News Post

Amenangi Jaman FOMO: Membaur tapi Tak Hanyut ala Ranggawarsita

Sejarah

Tiap kali kita menyebut nama Ranggawarsita, di lapisan masyarakat manapun di Jawa, mulai dari obrolan ringan di sebuah petang oleh para pelanggan angkringan, sampai dengan diskusi serius berpeluh-peluh yang digelar para akademisi, tentu asumsi kita akan segera mengkait-kaitkannya dengan bermacam-macam ramalan. Maklum saja, selain tokoh raja Jayabaya “legendaris” (bukan “historis”), pujangga Jawa kelahiran 1802 ini sering juga disebut sebagai Nostradamus van Java. Beberapa ramalannya, tak bisa dipungkiri, menunjukkan daya waskita yang tinggi. Pun termasuk ramalannya soal kemunculan wewe putih yang akan mengusir penjajah pada tahun lawon sapta ngesthi aji (1877 Jawa--1945 Masehi), jarang dibantah orang, bahkan diamini dengan segala hormat. Namun, kadang-kadang kita lupa bahwa Raden Ngabehi Ranggawarsita III, demikian gelar resminya, adalah sosok yang lebih besar dari itu. Ia bukan sekadar penyair yang --kebetulan-- diberi kekuatan clairvoyance oleh Tuhan. 
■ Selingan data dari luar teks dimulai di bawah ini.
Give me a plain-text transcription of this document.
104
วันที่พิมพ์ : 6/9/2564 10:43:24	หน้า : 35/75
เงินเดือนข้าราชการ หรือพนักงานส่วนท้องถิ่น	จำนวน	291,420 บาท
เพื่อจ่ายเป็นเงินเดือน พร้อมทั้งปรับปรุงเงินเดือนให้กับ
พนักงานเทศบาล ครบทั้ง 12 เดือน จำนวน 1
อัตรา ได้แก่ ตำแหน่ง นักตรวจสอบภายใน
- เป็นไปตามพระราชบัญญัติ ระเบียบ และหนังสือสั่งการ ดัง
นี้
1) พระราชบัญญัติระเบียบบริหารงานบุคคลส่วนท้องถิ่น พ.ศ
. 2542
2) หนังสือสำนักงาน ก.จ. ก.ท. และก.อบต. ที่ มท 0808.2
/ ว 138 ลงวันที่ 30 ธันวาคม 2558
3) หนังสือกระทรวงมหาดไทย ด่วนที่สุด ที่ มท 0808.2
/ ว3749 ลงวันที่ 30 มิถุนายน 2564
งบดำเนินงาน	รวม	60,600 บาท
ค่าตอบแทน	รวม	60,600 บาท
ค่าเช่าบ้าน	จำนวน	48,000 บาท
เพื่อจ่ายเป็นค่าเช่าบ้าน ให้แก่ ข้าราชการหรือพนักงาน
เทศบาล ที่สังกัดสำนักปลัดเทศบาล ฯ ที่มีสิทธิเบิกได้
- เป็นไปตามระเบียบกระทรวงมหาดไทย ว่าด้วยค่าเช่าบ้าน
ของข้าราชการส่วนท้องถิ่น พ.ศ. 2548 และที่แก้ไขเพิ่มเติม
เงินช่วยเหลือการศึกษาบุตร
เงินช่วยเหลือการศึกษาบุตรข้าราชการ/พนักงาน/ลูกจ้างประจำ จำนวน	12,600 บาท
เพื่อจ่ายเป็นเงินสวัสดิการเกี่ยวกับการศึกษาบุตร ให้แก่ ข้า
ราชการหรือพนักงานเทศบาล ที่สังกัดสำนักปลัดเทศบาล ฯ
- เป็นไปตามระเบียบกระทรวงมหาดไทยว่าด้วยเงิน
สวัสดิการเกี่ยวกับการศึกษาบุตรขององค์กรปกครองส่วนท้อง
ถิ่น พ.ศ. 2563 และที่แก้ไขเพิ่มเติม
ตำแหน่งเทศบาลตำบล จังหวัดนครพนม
Dalam sisi-sisi kebudayaan Jawa yang lain, Ranggawarsita dikenal sebagai seorang pujangga renegade, pujangga pemberontak. Sejak dari zaman kakek buyutnya, Yasadipura I, klan Pengging tempat ia lahir dikenal sebagai gudang para penulis produktif, cerdas, dan sekaligus tajam; Statusnya sebagai abdi-dalem dan pujangga kerajaan tak menghalangi mereka untuk menulis pujasastra yang berbunga-bunga dan memikat, namun di sisi lain juga mengkritik kondisi sosial kemasyarakatan di sekitarnya dengan cara yang “menampar” namun tetap anggun, dan kadang-kadang juga humoris walaupun penuh kepahitan. Sikap hidup yang sedemikian ini, tentunya, tak cuma memanen kekaguman, tapi juga membuat pusing beberapa kalangan yang sempat berurusan dengannya. Para filolog dan juru-basa Belanda, yang memang dibekali dogma soal “filologi Alkitabiah” yang berusaha mencari teks original dari sebuah tema sampai semurni-murninya, tentu akan meradang melihat karya-karya klasik diresepsi dan diterjemahkan lagi sesuai semangat zamannya (bahasa kerennya: direaktualisasi) oleh keluarga pujangga-santri ini hingga agak jauh dari konteks asalnya, dan bahkan sampai pada giliran Ranggawarsita III alias Bagus Burhan, beberapa teks bahkan dianggap sebagai ‘kanvas’ untuk menuangkan goresan warna-warnanya sendiri. Tentu bukan cara ngawur sebagaimana yang pernah dikemukakan beberapa akademisi, namun cara-cara yang dilakukan ini kadang lebih ‘nyufi’ dan ‘nyeniman’ daripada ‘ngakademisi’, sebagaimana yang diharapkan para cendekiawan pada saat itu, yang terpesona pada bangunan ilmu sebagai menara gading yang formalistik dan ndakik-ndakik. 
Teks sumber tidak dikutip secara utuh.